Sad news this morning, of the death of Keith Waterhouse, best known for Billy Liar, who also wrote various other unjustly forgotten novels (Office Life, Thinks, Mrs Pooter's Diary), and newspaper column after newspaper column. In the last couple of decades he was writing for the Daily Mail (boo), but once upon a time, he was in the Daily Mirror and wrote its style guide (when it was still a newspaper). I have an old copy of some of his columns from those days - you could read it as a blog before its time, full of incidental items of nostalgia and comic rant.

Take this, for instance:

I have been listening to the wireless again. Not the radio. Not that transistorised plastic matchbox which sings and burps and prattles all day long like a drunken mynah bird, but a real wireless set.

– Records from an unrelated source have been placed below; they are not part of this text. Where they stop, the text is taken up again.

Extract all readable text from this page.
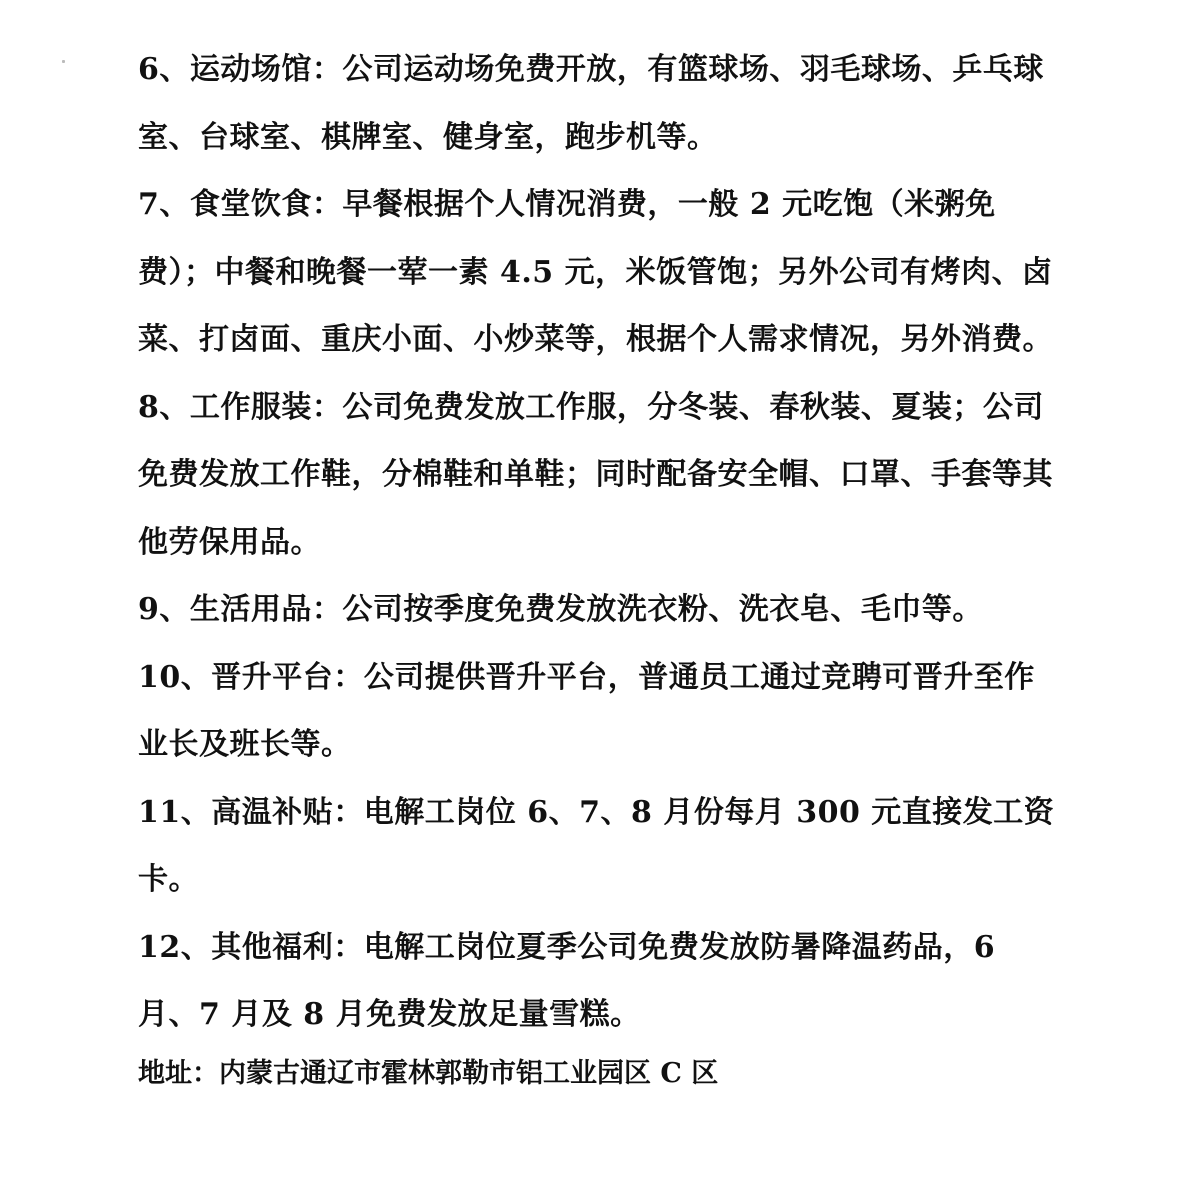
6、运动场馆：公司运动场免费开放，有篮球场、羽毛球场、乒乓球室、台球室、棋牌室、健身室，跑步机等。

7、食堂饮食：早餐根据个人情况消费，一般 2 元吃饱（米粥免费）；中餐和晚餐一荤一素 4.5 元，米饭管饱；另外公司有烤肉、卤菜、打卤面、重庆小面、小炒菜等，根据个人需求情况，另外消费。

8、工作服装：公司免费发放工作服，分冬装、春秋装、夏装；公司免费发放工作鞋，分棉鞋和单鞋；同时配备安全帽、口罩、手套等其他劳保用品。

9、生活用品：公司按季度免费发放洗衣粉、洗衣皂、毛巾等。

10、晋升平台：公司提供晋升平台，普通员工通过竞聘可晋升至作业长及班长等。

11、高温补贴：电解工岗位 6、7、8 月份每月 300 元直接发工资卡。

12、其他福利：电解工岗位夏季公司免费发放防暑降温药品，6 月、7 月及 8 月免费发放足量雪糕。

地址：内蒙古通辽市霍林郭勒市铝工业园区 C 区
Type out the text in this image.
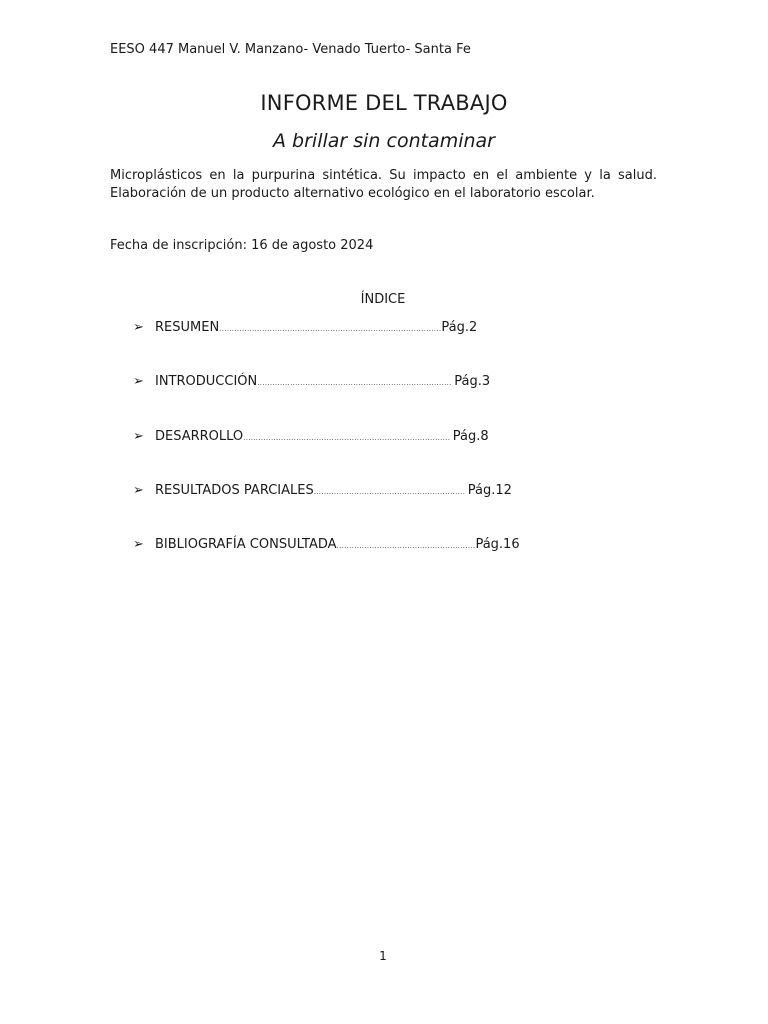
EESO 447 Manuel V. Manzano- Venado Tuerto- Santa Fe
INFORME DEL TRABAJO
A brillar sin contaminar
Microplásticos en la purpurina sintética. Su impacto en el ambiente y la salud. Elaboración de un producto alternativo ecológico en el laboratorio escolar.
Fecha de inscripción: 16 de agosto 2024
ÍNDICE
➢ RESUMEN........................................................................................Pág.2
➢ INTRODUCCIÓN............................................................................. Pág.3
➢ DESARROLLO.................................................................................. Pág.8
➢ RESULTADOS PARCIALES............................................................ Pág.12
➢ BIBLIOGRAFÍA CONSULTADA.......................................................Pág.16
1
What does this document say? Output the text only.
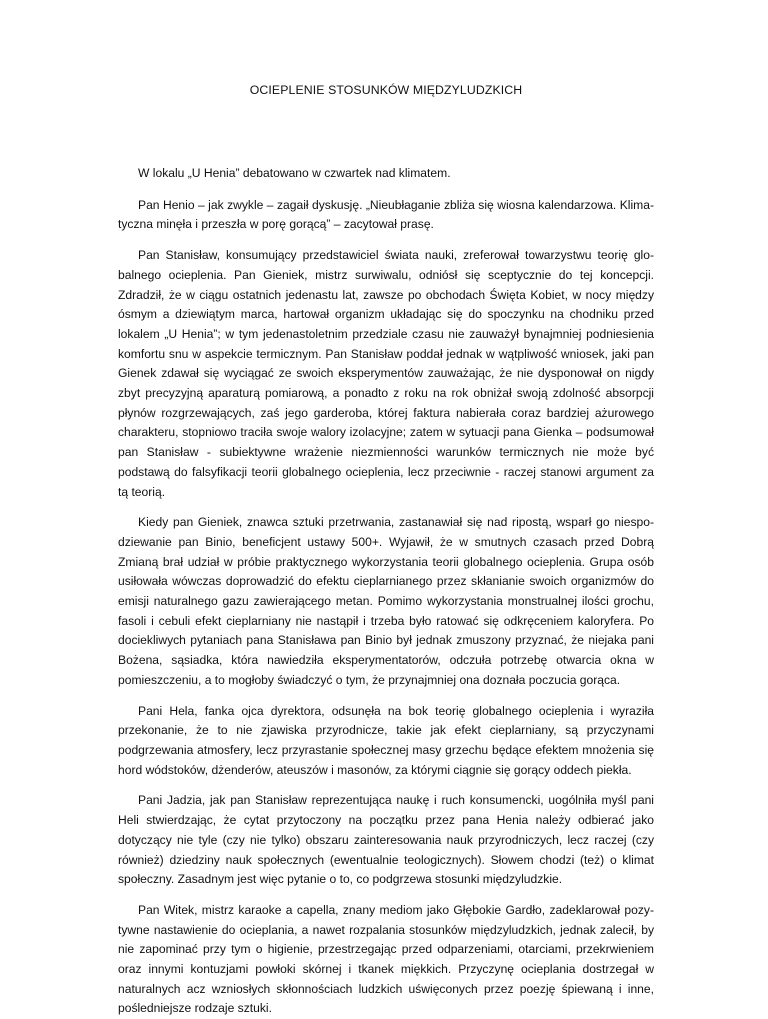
OCIEPLENIE STOSUNKÓW MIĘDZYLUDZKICH

W lokalu „U Henia” debatowano w czwartek nad klimatem.

Pan Henio – jak zwykle – zagaił dyskusję. „Nieubłaganie zbliża się wiosna kalendarzowa. Klimatyczna minęła i przeszła w porę gorącą” – zacytował prasę.

Pan Stanisław, konsumujący przedstawiciel świata nauki, zreferował towarzystwu teorię globalnego ocieplenia. Pan Gieniek, mistrz surwiwalu, odniósł się sceptycznie do tej koncepcji. Zdradził, że w ciągu ostatnich jedenastu lat, zawsze po obchodach Święta Kobiet, w nocy między ósmym a dziewiątym marca, hartował organizm układając się do spoczynku na chodniku przed lokalem „U Henia”; w tym jedenastoletnim przedziale czasu nie zauważył bynajmniej podniesienia komfortu snu w aspekcie termicznym. Pan Stanisław poddał jednak w wątpliwość wniosek, jaki pan Gienek zdawał się wyciągać ze swoich eksperymentów zauważając, że nie dysponował on nigdy zbyt precyzyjną aparaturą pomiarową, a ponadto z roku na rok obniżał swoją zdolność absorpcji płynów rozgrzewających, zaś jego garderoba, której faktura nabierała coraz bardziej ażurowego charakteru, stopniowo traciła swoje walory izolacyjne; zatem w sytuacji pana Gienka – podsumował pan Stanisław - subiektywne wrażenie niezmienności warunków termicznych nie może być podstawą do falsyfikacji teorii globalnego ocieplenia, lecz przeciwnie - raczej stanowi argument za tą teorią.

Kiedy pan Gieniek, znawca sztuki przetrwania, zastanawiał się nad ripostą, wsparł go niespodziewanie pan Binio, beneficjent ustawy 500+. Wyjawił, że w smutnych czasach przed Dobrą Zmianą brał udział w próbie praktycznego wykorzystania teorii globalnego ocieplenia. Grupa osób usiłowała wówczas doprowadzić do efektu cieplarnianego przez skłanianie swoich organizmów do emisji naturalnego gazu zawierającego metan. Pomimo wykorzystania monstrualnej ilości grochu, fasoli i cebuli efekt cieplarniany nie nastąpił i trzeba było ratować się odkręceniem kaloryfera. Po dociekliwych pytaniach pana Stanisława pan Binio był jednak zmuszony przyznać, że niejaka pani Bożena, sąsiadka, która nawiedziła eksperymentatorów, odczuła potrzebę otwarcia okna w pomieszczeniu, a to mogłoby świadczyć o tym, że przynajmniej ona doznała poczucia gorąca.

Pani Hela, fanka ojca dyrektora, odsunęła na bok teorię globalnego ocieplenia i wyraziła przekonanie, że to nie zjawiska przyrodnicze, takie jak efekt cieplarniany, są przyczynami podgrzewania atmosfery, lecz przyrastanie społecznej masy grzechu będące efektem mnożenia się hord wódstoków, dżenderów, ateuszów i masonów, za którymi ciągnie się gorący oddech piekła.

Pani Jadzia, jak pan Stanisław reprezentująca naukę i ruch konsumencki, uogólniła myśl pani Heli stwierdzając, że cytat przytoczony na początku przez pana Henia należy odbierać jako dotyczący nie tyle (czy nie tylko) obszaru zainteresowania nauk przyrodniczych, lecz raczej (czy również) dziedziny nauk społecznych (ewentualnie teologicznych). Słowem chodzi (też) o klimat społeczny. Zasadnym jest więc pytanie o to, co podgrzewa stosunki międzyludzkie.

Pan Witek, mistrz karaoke a capella, znany mediom jako Głębokie Gardło, zadeklarował pozytywne nastawienie do ocieplania, a nawet rozpalania stosunków międzyludzkich, jednak zalecił, by nie zapominać przy tym o higienie, przestrzegając przed odparzeniami, otarciami, przekrwieniem oraz innymi kontuzjami powłoki skórnej i tkanek miękkich. Przyczynę ocieplania dostrzegał w naturalnych acz wzniosłych skłonnościach ludzkich uświęconych przez poezję śpiewaną i inne, pośledniejsze rodzaje sztuki.
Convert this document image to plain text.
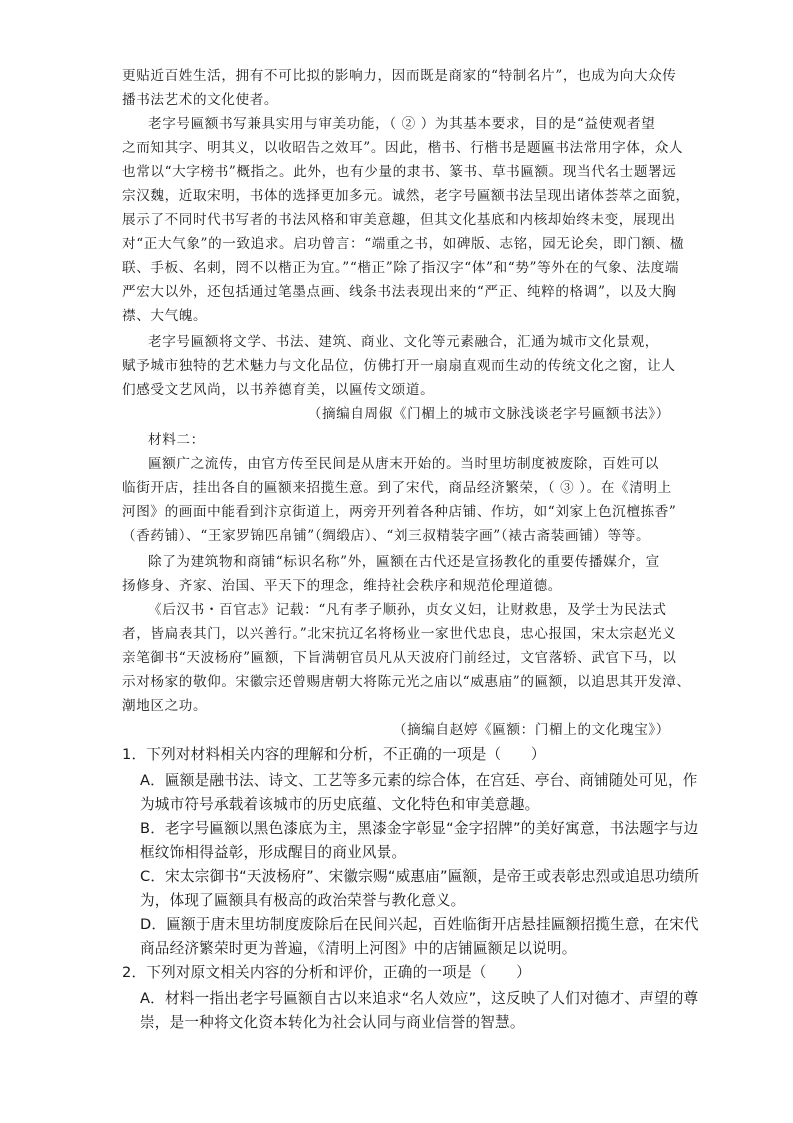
更贴近百姓生活，拥有不可比拟的影响力，因而既是商家的“特制名片”，也成为向大众传
播书法艺术的文化使者。
老字号匾额书写兼具实用与审美功能，（ ② ）为其基本要求，目的是“益使观者望
之而知其字、明其义，以收昭告之效耳”。因此，楷书、行楷书是题匾书法常用字体，众人
也常以“大字榜书”概指之。此外，也有少量的隶书、篆书、草书匾额。现当代名士题署远
宗汉魏，近取宋明，书体的选择更加多元。诚然，老字号匾额书法呈现出诸体荟萃之面貌，
展示了不同时代书写者的书法风格和审美意趣，但其文化基底和内核却始终未变，展现出
对“正大气象”的一致追求。启功曾言：“端重之书，如碑版、志铭，园无论矣，即门额、楹
联、手板、名刺，罔不以楷正为宜。”“楷正”除了指汉字“体”和“势”等外在的气象、法度端
严宏大以外，还包括通过笔墨点画、线条书法表现出来的“严正、纯粹的格调”，以及大胸
襟、大气魄。
老字号匾额将文学、书法、建筑、商业、文化等元素融合，汇通为城市文化景观，
赋予城市独特的艺术魅力与文化品位，仿佛打开一扇扇直观而生动的传统文化之窗，让人
们感受文艺风尚，以书养德育美，以匾传文颂道。
（摘编自周俶《门楣上的城市文脉浅谈老字号匾额书法》）
材料二：
匾额广之流传，由官方传至民间是从唐末开始的。当时里坊制度被废除，百姓可以
临街开店，挂出各自的匾额来招揽生意。到了宋代，商品经济繁荣，（ ③ ）。在《清明上
河图》的画面中能看到汴京街道上，两旁开列着各种店铺、作坊，如“刘家上色沉檀拣香”
（香药铺）、“王家罗锦匹帛铺”（绸缎店）、“刘三叔精装字画”（裱古斋装画铺）等等。
除了为建筑物和商铺“标识名称”外，匾额在古代还是宣扬教化的重要传播媒介，宣
扬修身、齐家、治国、平天下的理念，维持社会秩序和规范伦理道德。
《后汉书・百官志》记载：“凡有孝子顺孙，贞女义妇，让财救患，及学士为民法式
者，皆扁表其门，以兴善行。”北宋抗辽名将杨业一家世代忠良，忠心报国，宋太宗赵光义
亲笔御书“天波杨府”匾额，下旨满朝官员凡从天波府门前经过，文官落轿、武官下马，以
示对杨家的敬仰。宋徽宗还曾赐唐朝大将陈元光之庙以“威惠庙”的匾额，以追思其开发漳、
潮地区之功。
（摘编自赵婷《匾额：门楣上的文化瑰宝》）
1．下列对材料相关内容的理解和分析，不正确的一项是（　　）
A．匾额是融书法、诗文、工艺等多元素的综合体，在宫廷、亭台、商铺随处可见，作
为城市符号承载着该城市的历史底蕴、文化特色和审美意趣。
B．老字号匾额以黑色漆底为主，黑漆金字彰显“金字招牌”的美好寓意，书法题字与边
框纹饰相得益彰，形成醒目的商业风景。
C．宋太宗御书“天波杨府”、宋徽宗赐“威惠庙”匾额，是帝王或表彰忠烈或追思功绩所
为，体现了匾额具有极高的政治荣誉与教化意义。
D．匾额于唐末里坊制度废除后在民间兴起，百姓临街开店悬挂匾额招揽生意，在宋代
商品经济繁荣时更为普遍，《清明上河图》中的店铺匾额足以说明。
2．下列对原文相关内容的分析和评价，正确的一项是（　　）
A．材料一指出老字号匾额自古以来追求“名人效应”，这反映了人们对德才、声望的尊
崇，是一种将文化资本转化为社会认同与商业信誉的智慧。
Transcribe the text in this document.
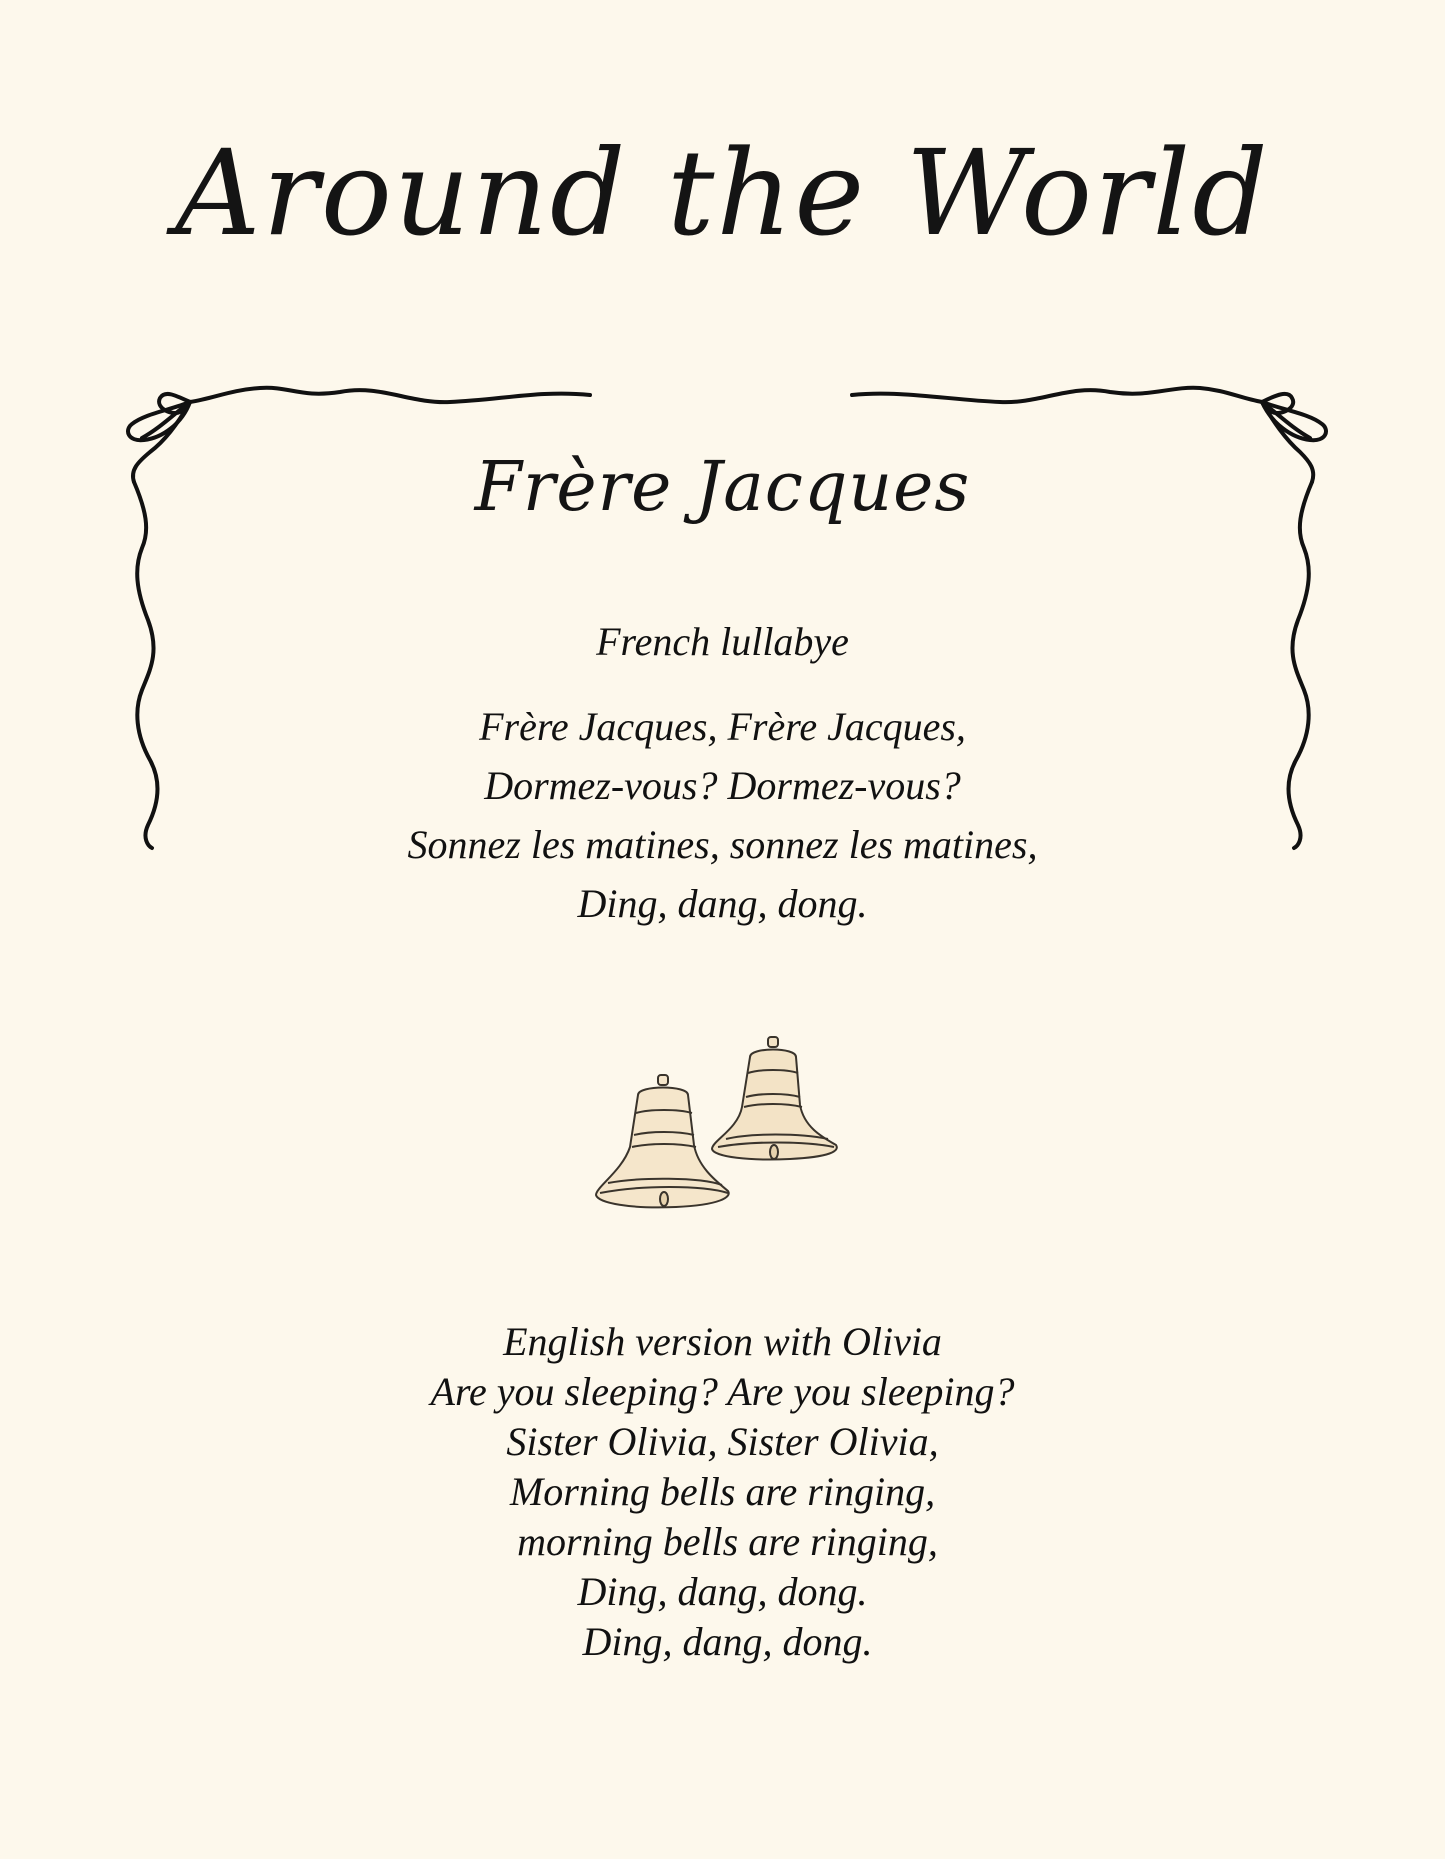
Around the World
Frère Jacques
French lullabye
Frère Jacques, Frère Jacques,
Dormez-vous? Dormez-vous?
Sonnez les matines, sonnez les matines,
Ding, dang, dong.
English version with Olivia
Are you sleeping? Are you sleeping?
Sister Olivia, Sister Olivia,
Morning bells are ringing,
morning bells are ringing,
Ding, dang, dong.
Ding, dang, dong.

It's a mahogany cabinet the size of a small wardrobe, its loudspeaker is framed by a fretwork fleur-de-lis, and it has strange stations on the dial like Daventry, Hilversum, Zagreb and Paris (Eiffel Tower).


or

A somewhat bohemian character of my acquaintance was plucked out of his garret in deepest Soho and hurried to the suburban bedside of his father, who was gravely ill.

As he tiptoed into the sick-room the old man opened his eyes, beckoned his son closer, uttered these immortal last words:
'When are you going to get your bleeding hair cut?'

Then he sank back into the pillows and quietly expired. It was, my friend reports, a most moving farewell.